I don't understand how to reconcile the behavior of all three of these in debian's bash 5.2.15(1):

$ bash -c $'trap \'echo hello;false\' USR1 && kill -s USR1 $$ && echo here $?'
hello
here 0
$ bash -c $'trap \'echo hello;false\' USR1 && kill -s USR1 9876543; echo here $?'
bash: line 1: kill: (9876543) - No such process
here 1
$ bash -c $'trap \'echo hello;false\' USR1 && kill -s USR1 $$ 9876543; echo here $?'
bash: line 1: kill: (9876543) - No such process
hello
here 0

1) The previous statement returns 0 but the trap handler returns 1, so the next statement sees zero. 2) The previous statement returns 1, the trap handler doesn't run, so the next statement sees 1. 3) The previous statement returns 1 and the trap handler returns 1, so the next statement sees zero...?

$ kill -s CONT $$ 9876543
bash: kill: (9876543) - No such process
$ echo $?
0

Ah. Bash's builtin kill doesn't return 1 unless it couldn't send ANY signals.

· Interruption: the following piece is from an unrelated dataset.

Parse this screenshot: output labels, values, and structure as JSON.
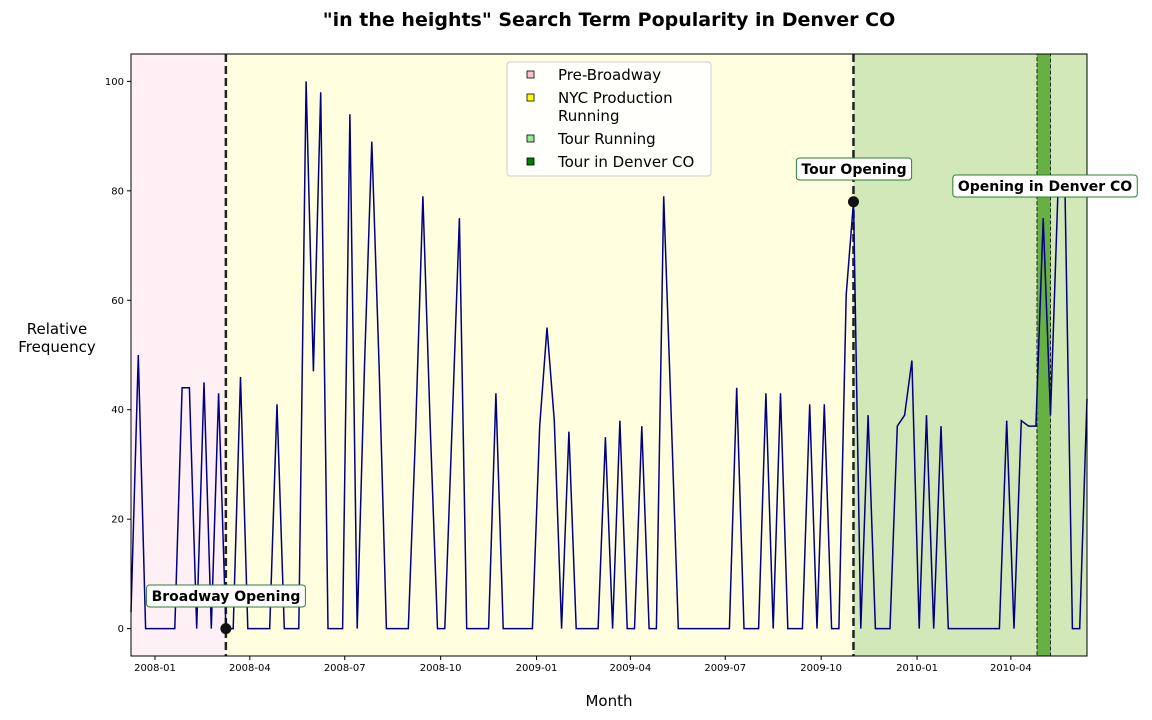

$ bash -c $'trap \'echo hello;false\' USR1 && /bin/kill -s USR1 $$ 9876543; echo here $?'
/bin/kill: (9876543): No such process
hello
here 1
$ bash -c $'trap \'echo hello\' USR1 && /bin/kill -s USR1 $$ 9876543; echo here $?'
/bin/kill: (9876543): No such process
hello
here 1

Ok, so bash's trap handler discards the return code and preserves the earlier value, and my confusion was that bash's "kill" command returns 0 for some errors.